Hey where in the world are you? That'll help with knowing whether you need an humidifier or not! I know MGM sells them on eBay for a really low amount so it might be worth buying one unless you have the equipment to buy one.

My case has a meter too and I think the best level is between 40 and 50% humidity. If it goes below that you need to get a humidifier, if it goes above that you need to get some sort of desiccant like silica gel to get rid of the moisture.

I hope that helps a bit, with more info we'll be able to help out.

Also is your uke a solid wood instrument or laminate?

Moore Bettah Ukuleles
06-29-2009, 04:25 PM
Since you're new to all of this it may not be obvious that Winter time can be real rough in stringed instruments in most parts of America. The air, being colder, can't hold as much moisture as warm air does then on top of that you've got your home heating system which makes matters even worse. Upskydowncloud (boy that's long!) gave good advice and it certainly would be helpful to know where in the world you are.

carbi1p
06-29-2009, 06:59 PM
I live in michigan, So we get hot summers around 80-90 degrees which just about all is humidity, and pretty cold winters. and the uke is solid mahogany.

Spooner
06-29-2009, 07:07 PM
I live in michigan, So we get hot summers around 80-90 degrees which just about all is humidity, and pretty cold winters.
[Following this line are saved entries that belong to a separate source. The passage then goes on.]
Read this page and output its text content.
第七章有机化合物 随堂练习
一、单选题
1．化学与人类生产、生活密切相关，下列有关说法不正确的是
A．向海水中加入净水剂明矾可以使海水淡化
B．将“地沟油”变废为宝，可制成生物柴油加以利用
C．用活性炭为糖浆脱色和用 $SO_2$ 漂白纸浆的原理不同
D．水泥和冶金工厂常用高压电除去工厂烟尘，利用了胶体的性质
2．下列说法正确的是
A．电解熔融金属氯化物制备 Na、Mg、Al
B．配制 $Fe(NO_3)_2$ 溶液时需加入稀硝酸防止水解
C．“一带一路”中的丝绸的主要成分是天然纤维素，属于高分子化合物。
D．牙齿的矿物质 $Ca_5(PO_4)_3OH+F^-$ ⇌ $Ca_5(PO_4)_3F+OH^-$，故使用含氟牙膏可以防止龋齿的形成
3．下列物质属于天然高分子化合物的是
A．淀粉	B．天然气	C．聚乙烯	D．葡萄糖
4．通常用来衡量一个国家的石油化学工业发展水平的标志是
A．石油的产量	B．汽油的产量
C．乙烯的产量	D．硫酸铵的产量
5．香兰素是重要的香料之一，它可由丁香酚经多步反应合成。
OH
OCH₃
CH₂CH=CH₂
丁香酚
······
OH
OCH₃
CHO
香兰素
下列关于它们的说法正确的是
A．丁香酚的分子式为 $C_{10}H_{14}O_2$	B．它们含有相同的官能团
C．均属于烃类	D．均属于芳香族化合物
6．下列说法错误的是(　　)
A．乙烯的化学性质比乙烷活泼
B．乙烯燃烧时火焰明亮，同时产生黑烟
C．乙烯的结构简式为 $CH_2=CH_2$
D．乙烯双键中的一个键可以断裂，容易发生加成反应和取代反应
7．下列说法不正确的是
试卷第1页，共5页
One thing to note...just because the weather channel says it's XX amount of humidity outside does not mean that is what the humidity is in your house.

You have a hydrometer in your case and that's great! Your uke should be fine to play on a normal basis outside of it's case but whenever in it's case you either have to humidify or dehumidify accordingly. Your hygrometer will let you know which way to go.

One last thing, REAL wood instruments are the ones you need to be concerned with. Laminates are not something you need to go crazy over.

So you need to know:

1) If you have a real wood or laminated uke.
2) The humidity level in your house and/or case...depending on how you store your uke.
3) Pythagoras' theorum :p

If you find you need to humidify, get yourself a Herco Humidifier, a Humitron or just make one from scratch like the tutorial. A sponge and a ziploc bag with some fork holes poked through will also do the trick.

Gcow55
06-29-2009, 07:30 PM
If it is a solid wood instrument, definitely get a humidifier. Keep it stored in the case when you are not playing it. This will help keep it at a stable humidity. I've heard that 45-55% is a good humidity to keep it at.

pickerpete
06-30-2009, 12:40 AM
All of the above is exactly right, imho.
Just be carefull not to get your uke wet. Many players do not like dampits or similar humidifiers that go inside the instrument for that reason.
I always run a humidifier in the room I keep my instruments in. I have a humidity gage and keep the humidity between 40% and 50%. More than that invites mold and other problems.
Taking care regarding humidity levels is very important. A few Aprils ago I stoped by my luthier's shop and asked him how important it is to maintain proper humdity. He showed me a shop full of instruments that had cracked due to a Winter's worth of improper care.

Yuki to Miso
06-30-2009, 05:22 AM
Hello!
I live in Japan near Tokyo. It is very humid here all the time so is that ok? Is it ok to play it outside when the humidity is 70%?:confused:

ukebrudder
06-30-2009, 06:17 AM
You can make a humidifier out of just about anything that'll hold water and wont leak anywhere. I got a plastic bar of soap container and a small sponge and cut holes in the top of the container. And it seems like it would hold much more then a pez dispenser.